Oren, un'«Aida» vitale ma con troppa luce

Rivedendo l'Aida alla Scala nel famoso allestimento di Lila De Nobili (scene e costumi) e Franco Zeffirelli (ripresa da Marco Gandini in occasione dei 95 anni del grande regista fiorentino) abbiamo compreso, una volta di più, l'importanza delle luci, Troppa luce, come in questa ripresa, può sgualcire la scena più fantasiosa e cancellare i chiaroscuri di una maga del flou come la De Nobili, rendendo anche i costumi passamanerie presepiali.
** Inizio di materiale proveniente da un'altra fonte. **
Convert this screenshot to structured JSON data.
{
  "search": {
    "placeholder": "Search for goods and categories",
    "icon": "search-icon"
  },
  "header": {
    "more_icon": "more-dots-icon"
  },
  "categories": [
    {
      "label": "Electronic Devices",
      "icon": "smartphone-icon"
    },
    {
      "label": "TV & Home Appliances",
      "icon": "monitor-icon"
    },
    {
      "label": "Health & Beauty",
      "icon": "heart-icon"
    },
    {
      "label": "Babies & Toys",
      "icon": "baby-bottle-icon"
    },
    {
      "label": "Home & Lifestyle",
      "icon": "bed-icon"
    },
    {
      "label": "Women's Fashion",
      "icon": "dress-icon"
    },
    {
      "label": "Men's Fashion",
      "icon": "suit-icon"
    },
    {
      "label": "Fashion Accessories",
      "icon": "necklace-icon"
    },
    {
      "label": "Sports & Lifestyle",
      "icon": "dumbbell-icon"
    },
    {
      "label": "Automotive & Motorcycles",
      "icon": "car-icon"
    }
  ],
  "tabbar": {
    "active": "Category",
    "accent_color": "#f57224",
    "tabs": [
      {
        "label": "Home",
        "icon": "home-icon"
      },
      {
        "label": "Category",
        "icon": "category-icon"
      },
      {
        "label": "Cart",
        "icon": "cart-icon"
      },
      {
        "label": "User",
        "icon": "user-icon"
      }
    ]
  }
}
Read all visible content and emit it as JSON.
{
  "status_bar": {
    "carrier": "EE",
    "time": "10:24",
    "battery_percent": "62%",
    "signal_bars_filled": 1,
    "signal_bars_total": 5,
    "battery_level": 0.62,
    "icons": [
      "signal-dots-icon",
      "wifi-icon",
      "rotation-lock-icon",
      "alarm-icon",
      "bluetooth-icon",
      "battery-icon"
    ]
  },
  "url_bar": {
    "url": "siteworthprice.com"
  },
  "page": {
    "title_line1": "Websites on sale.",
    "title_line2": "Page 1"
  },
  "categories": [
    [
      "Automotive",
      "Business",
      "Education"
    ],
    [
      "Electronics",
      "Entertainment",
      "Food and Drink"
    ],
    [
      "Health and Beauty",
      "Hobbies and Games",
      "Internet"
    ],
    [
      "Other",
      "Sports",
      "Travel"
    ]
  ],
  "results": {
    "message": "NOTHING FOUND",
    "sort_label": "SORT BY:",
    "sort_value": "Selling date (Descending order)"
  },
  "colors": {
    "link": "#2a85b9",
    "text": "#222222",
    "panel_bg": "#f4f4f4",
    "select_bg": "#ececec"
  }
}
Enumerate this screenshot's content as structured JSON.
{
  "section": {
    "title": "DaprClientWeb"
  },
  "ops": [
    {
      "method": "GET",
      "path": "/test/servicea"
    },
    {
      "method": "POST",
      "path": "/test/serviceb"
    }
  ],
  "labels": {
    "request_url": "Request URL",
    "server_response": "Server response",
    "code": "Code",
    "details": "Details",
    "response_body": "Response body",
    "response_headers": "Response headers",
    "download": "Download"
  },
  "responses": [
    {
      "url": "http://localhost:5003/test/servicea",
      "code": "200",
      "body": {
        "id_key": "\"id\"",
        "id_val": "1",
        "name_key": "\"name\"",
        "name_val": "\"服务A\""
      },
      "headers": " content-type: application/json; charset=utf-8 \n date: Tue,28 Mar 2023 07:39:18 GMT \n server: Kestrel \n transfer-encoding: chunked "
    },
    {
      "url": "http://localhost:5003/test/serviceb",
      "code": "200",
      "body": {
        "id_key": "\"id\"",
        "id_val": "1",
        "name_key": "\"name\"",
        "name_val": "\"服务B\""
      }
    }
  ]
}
Questo spettacolo che ha fatto la storia della Scala negli anni Sessanta del Novecento è stato apprezzato dall'attuale pubblico, il quale ha festeggiato più il tenore Fabio Sartori, Radames probo e sicuro anche se attore rudimentale, che il soprano Krassimira Stoyanova (Aida), una voce con una linea di canto a tratti regale, purtroppo oscurata nella dizione italiana. Accanto alla corposa presenza scenico- vocale dell'Amneris di Violeta Urmana, la prova migliore della serata è stata quella di George Gagnidze, veemente Amonasro. Bella voce ma calibro ridotto il basso Vitali Kowaljow (Ramfis); velo di pietà per il Re d'Egitto (Carlo Colombara). Ottimo un giovane tenore dell'Accademia scaligera: Riccardo Della Sciucca (Messaggero). Il Coro istruito da Bruno Casoni si trovava nel suo elemento naturale, iper-stimolato dalla direzione fisica di Daniel Oren, che faceva il suo festeggiato debutto alla Scala.

A parte indugi temporali che qualche volta hanno creato imbarazzi ad Aida e Ramfis, e sonorità forti di grana grossa, una prova, quella di Oren, concreta e vitale. Energie che in teatro, e la Scala non fa eccezione, non bastano mai.